Las entidades bancarias tendrán que ponerse las pilas para satisfacer las nuevas exigencias de sus clientes

Es cierto que son pocos los clientes que son conscientes de las puertas que estas nuevas figuras y la nueva reglamentación les abrirán a la hora de acceder a distintos servicios financieros y podría pensarse que esta falta de concienciación puede ralentizar el proceso, otorgando a los bancos una cierta moratoria que les permita absorber mejor su impacto.

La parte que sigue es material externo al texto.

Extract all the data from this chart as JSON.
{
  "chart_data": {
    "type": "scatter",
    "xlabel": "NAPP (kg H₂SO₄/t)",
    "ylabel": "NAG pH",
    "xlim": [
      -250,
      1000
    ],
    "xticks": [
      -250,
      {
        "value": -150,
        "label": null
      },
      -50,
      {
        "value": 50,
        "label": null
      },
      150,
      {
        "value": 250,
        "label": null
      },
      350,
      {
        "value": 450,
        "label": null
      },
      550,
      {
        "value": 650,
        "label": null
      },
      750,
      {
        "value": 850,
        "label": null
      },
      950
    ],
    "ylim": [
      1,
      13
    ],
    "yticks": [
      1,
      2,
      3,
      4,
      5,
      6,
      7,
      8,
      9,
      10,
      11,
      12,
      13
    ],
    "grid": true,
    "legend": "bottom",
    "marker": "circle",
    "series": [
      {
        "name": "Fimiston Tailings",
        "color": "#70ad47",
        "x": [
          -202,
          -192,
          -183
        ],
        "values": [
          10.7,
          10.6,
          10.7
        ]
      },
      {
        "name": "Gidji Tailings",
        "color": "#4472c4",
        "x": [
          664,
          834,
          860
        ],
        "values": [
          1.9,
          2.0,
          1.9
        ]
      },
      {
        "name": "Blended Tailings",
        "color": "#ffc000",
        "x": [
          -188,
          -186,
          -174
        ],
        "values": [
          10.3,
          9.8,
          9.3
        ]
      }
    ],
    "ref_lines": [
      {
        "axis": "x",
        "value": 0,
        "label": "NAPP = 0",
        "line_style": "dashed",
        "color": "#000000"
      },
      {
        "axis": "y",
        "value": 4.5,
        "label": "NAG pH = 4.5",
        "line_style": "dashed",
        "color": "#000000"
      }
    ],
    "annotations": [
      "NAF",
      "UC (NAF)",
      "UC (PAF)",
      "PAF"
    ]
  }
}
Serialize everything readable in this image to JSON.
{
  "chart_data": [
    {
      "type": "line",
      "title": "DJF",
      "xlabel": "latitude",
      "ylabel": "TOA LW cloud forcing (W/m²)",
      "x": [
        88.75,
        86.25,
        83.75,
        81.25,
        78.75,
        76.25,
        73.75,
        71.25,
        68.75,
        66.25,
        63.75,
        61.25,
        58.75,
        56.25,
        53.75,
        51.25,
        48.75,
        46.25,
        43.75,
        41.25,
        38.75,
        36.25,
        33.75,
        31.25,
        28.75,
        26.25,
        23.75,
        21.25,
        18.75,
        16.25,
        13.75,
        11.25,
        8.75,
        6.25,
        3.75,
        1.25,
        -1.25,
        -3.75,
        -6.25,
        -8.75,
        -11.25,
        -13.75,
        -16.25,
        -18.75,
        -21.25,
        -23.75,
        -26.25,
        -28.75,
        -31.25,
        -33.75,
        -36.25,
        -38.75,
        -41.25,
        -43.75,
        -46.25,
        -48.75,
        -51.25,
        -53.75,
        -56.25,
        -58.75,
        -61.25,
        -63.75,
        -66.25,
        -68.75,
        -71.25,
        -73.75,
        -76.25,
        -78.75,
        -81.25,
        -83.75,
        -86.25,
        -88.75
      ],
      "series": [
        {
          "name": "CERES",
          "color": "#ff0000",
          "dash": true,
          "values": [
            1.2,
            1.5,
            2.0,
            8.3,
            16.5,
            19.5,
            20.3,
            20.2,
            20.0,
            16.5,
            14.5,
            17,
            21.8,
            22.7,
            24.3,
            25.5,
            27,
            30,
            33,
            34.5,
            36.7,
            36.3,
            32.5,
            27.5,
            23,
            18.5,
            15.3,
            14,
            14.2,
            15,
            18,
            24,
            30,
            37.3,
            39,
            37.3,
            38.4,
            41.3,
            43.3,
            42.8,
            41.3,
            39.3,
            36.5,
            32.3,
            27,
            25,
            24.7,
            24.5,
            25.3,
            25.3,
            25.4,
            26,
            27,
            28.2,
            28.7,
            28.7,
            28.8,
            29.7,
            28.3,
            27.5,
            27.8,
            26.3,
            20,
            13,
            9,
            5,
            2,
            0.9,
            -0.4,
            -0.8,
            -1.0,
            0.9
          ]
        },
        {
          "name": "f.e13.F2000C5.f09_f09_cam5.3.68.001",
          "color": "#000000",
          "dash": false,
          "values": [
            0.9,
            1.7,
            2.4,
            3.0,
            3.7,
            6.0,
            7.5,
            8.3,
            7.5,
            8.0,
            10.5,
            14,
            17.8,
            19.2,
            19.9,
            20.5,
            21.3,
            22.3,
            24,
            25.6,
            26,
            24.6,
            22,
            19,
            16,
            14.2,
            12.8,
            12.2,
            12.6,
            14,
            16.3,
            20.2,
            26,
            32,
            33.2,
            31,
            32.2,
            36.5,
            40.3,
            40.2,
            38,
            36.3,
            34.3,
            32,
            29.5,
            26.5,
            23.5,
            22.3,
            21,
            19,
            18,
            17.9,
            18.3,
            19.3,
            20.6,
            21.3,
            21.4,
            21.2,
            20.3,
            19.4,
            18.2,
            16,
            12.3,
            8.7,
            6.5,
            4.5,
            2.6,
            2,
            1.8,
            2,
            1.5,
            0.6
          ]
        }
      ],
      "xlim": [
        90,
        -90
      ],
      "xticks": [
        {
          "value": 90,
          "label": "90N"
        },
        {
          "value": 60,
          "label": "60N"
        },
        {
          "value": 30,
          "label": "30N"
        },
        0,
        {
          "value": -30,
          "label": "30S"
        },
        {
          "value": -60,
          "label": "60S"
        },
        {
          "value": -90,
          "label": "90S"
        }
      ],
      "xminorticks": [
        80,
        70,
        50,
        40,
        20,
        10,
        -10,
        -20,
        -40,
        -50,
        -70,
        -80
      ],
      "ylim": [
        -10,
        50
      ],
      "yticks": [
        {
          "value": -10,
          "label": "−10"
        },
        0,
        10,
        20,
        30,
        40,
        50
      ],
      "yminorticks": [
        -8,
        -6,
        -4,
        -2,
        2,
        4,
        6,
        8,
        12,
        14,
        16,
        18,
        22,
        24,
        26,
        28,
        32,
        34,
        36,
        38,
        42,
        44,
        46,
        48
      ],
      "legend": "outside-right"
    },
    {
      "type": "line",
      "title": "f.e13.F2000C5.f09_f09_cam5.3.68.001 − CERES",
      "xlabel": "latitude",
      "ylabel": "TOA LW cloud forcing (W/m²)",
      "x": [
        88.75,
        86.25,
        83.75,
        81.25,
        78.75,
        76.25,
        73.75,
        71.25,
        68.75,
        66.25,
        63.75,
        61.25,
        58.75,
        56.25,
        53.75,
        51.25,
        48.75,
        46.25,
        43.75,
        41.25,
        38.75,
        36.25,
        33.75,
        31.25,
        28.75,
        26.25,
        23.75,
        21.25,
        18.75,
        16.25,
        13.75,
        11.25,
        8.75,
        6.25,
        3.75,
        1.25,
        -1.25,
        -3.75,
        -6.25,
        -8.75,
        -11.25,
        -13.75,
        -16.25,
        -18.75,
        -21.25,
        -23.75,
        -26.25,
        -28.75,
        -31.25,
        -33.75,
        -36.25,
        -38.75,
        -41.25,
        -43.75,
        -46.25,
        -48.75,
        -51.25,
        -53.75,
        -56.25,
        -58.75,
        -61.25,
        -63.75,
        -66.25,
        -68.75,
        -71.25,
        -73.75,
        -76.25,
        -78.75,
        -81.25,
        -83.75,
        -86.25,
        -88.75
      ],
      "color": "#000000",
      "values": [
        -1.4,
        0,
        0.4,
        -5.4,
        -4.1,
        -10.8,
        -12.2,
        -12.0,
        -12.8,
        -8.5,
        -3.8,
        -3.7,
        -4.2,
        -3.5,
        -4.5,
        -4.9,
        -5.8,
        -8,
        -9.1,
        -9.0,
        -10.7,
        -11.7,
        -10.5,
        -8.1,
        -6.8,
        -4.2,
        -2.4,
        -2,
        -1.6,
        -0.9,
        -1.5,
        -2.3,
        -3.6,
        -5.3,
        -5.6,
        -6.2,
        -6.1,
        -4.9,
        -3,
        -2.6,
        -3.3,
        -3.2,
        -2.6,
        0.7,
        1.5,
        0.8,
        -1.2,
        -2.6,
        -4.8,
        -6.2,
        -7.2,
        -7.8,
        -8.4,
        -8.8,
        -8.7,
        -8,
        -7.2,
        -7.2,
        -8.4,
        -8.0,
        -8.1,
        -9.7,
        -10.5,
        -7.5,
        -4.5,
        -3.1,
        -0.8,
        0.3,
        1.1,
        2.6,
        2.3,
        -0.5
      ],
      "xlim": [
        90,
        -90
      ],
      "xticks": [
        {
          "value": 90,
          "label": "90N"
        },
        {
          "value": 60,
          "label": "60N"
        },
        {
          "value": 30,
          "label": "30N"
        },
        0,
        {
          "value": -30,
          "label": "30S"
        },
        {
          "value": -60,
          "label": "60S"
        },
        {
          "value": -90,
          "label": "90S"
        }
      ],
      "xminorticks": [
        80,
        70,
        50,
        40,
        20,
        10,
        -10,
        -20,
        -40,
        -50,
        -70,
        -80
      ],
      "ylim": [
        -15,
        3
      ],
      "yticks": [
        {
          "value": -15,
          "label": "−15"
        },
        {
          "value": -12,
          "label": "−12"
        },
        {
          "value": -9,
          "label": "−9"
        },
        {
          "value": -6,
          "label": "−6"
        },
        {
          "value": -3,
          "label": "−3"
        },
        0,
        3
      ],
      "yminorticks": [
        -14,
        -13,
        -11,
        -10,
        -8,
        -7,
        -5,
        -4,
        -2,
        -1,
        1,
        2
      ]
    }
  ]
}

Pues bien, sería un error actuar desde estos presupuestos ya que las fintech y los competidores “atacantes” van a tratar de acelerar al máximo el proceso y alimentar el conocimiento de los usuarios con un agresivo marketing.

Solo caben las alianzas

Por tanto, solo cabe la opción de las alianzas. Por eso el año 2018 puede traer sorpresas importantes en este terreno, con acuerdos de gran calado entre los bancos y las compañías mejor posicionadas a la hora de ampliar el abanico de servicios; y no sólo las ya citadas Google, Amazon, Facebook o Alibaba sino también teleoperadoras, grandes cadenas de distribución ó startups del universo fintech que permitan a las entidades bancarias ofrecer a sus clientes aplicaciones que mejoren su experiencia de usuario partiendo del inmenso volumen de información sobre ellos que almacenan los bancos, sin que hasta ahora hayan sido capaces de tratarlos y procesarlos permitiendo al usuario un mejor conocimiento de sus opciones, sus costes y sus posibilidades.

Lo mismo ocurrirá en el terreno de los medios y sistemas de pago, terreno en el que los bancos no podrán permitirse la oferta limitada de las tarjetas de crédito y débito. De hecho, numerosas entidades bancarias están introduciendo entre sus clientes nuevas pasarelas y plataformas de pago a través del móvil o del smartwatch, un proceso que se acelerará en 2018 y extenderá las posibilidades de pago y la operativa en otros terrenos al automóvil o el internet de las cosas.